1ª domenica di Quaresima Mt 4,1-11

 
 

Il tempo della prova è necessario –

a cura di Don Luciano Condina –

Con l’inizio della Quaresima – funestata dal divieto di celebrare il santo sacrificio a causa del coronavirus – leggiamo nel vangelo le tre tentazioni di Gesù nel deserto. La parola “tentazione” significa “prova”, un termine ambiguo, perché può essere inteso secondo diversi significati: “momento di difficoltà”, ma nello stesso tempo anche “momento di certezza”. Allora la tentazione è l’esperienza del passaggio dall’incertezza alla certezza; è l’esperienza di difficoltà che diventa punto di forza. È un po’ il “controllo qualità” applicato in quasi tutte le aziende. Senza la tentazione l’uomo non può sapere realmente chi è né a che punto sia nel cammino spirituale.

Il deserto invece è il contesto della solitudine, della verifica interiore: in ebraico si traduce midbar e significa «luogo dove non c’è parola». Il deserto si crea quando c’è silenzio e quando si interrompono le relazioni: da questo stato Gesù deve partire per determinare chi è. Perché l’uomo passi alla dimensione di figlio di Dio – perduta con il peccato – deve entrare nel luogo più asciutto, difficile e aspro.

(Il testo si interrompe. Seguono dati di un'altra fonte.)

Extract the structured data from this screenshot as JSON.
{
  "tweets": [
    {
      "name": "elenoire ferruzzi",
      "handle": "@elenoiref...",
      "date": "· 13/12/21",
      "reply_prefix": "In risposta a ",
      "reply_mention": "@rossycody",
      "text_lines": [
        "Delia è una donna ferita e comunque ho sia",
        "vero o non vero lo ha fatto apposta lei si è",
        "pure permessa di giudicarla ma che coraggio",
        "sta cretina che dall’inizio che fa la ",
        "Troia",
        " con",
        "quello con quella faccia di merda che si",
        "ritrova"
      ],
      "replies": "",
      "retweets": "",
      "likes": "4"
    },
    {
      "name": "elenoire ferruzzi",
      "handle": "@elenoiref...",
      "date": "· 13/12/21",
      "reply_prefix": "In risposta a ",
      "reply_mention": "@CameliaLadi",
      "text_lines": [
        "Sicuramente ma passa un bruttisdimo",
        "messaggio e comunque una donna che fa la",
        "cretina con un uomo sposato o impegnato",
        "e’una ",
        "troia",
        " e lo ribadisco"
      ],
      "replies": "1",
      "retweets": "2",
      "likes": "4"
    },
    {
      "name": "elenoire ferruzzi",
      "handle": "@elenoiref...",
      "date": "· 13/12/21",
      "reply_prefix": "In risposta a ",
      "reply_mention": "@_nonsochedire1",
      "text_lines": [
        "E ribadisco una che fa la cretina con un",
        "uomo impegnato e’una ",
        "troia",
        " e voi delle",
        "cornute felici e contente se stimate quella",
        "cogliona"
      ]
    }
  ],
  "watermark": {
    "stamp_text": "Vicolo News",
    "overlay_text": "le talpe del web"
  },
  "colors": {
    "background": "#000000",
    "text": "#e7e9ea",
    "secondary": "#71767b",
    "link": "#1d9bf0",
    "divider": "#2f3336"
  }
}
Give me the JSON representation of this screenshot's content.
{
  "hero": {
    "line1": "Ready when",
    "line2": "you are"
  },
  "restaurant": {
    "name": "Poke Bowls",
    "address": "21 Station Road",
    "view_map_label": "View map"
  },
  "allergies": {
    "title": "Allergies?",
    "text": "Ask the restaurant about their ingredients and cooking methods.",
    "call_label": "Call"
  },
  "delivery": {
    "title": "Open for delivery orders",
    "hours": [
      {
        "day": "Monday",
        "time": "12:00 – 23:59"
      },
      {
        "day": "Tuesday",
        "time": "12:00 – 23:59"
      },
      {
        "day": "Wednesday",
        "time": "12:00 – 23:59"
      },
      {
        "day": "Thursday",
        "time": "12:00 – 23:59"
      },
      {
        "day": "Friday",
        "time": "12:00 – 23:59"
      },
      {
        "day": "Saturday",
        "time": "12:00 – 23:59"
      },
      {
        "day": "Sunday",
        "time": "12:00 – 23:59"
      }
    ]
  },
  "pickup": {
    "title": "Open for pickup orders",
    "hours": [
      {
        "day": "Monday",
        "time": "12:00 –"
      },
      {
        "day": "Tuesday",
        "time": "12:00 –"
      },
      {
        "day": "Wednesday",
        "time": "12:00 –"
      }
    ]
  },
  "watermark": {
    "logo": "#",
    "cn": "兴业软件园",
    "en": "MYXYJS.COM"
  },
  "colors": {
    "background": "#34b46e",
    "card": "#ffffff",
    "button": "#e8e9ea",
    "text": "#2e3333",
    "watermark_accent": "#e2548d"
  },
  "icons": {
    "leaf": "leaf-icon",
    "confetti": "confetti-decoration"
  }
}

Tutti i santi hanno avuto un momento di deserto: chi esteriore, chi interiore, chi breve, chi lungo; da lì, dunque, dobbiamo passare per risorgere a vita nuova, a vita piena, a vita eterna. Leggiamo infatti che Gesù «fu condotto dallo Spirito nel deserto per essere tentato dal diavolo» (Mt 4,1): è lo Spirito che ci conduce nel luogo dove capiremo chi siamo.

San Benedetto va al Sacro Speco, San Francesco alle carceri, San Paolo nel deserto di Arabia: si isolano per arrivare alla verità della loro missione, per questo compare il tentatore.

Le tre prove cui viene sottoposto Gesù sono quelle classiche soggiacenti alla storia di Israele nei quarant’anni di deserto: sono le prove per diventare popolo di Dio.

La prima riguarda la trasformazione delle pietre in pane, ciò che non è commestibile in cibo di cui nutrirsi; è vedere ogni realtà come “commestibile”, ossia appagante. È trasformare un figlio, un coniuge, un lavoro in un mezzo di realizzazione personale; quando invece un figlio è un dono ricevuto e da ridonare come figlio di Dio, il matrimonio è una missione d’amore e il lavoro è un servizio.

La seconda prova – Gesù condotto sul pinnacolo del tempio e invitato a gettarsi – riguarda la caccia di cambiamenti strepitosi, che spesso rincorriamo nella nostra vita: bramosie di vincite milionarie, ricerca dell’eclatante, ricerca del pericolo come emozione, ricerca dell’occulto, del credere che Dio stia lì ad assecondare i nostri capricci, pronto a prenderci al volo in caso di caduta, come fosse il nostro maggiordomo. Invece la vita sta nel quotidiano: nell’oggi siamo chiamati a cogliere le piccole cose che, in realtà, sono tutte grandi occasioni per amare, per cogliere le bellezze che i nostri occhi non sanno più vedere.

La terza prova è quella del potere: essere disposti a diventare schiavi per averlo. Che controsenso assurdo! Il potere, che teoricamente dovrebbe offrire libertà, invece se la prende. Pensiamo a quanti lo rincorrono e lo esercitano anche crudelmente, rinchiusi o nascosti come topi, per esempio i numerosi esponenti della malavita.

È il peccato dell’idolatria che ci porta a chiedere la vita a qualcosa di più piccolo di noi.

La Quaresima ci invita alla sobrietà, alla generosità, al rapporto con Dio: queste sono le strade di pace, di libertà e di bellezza.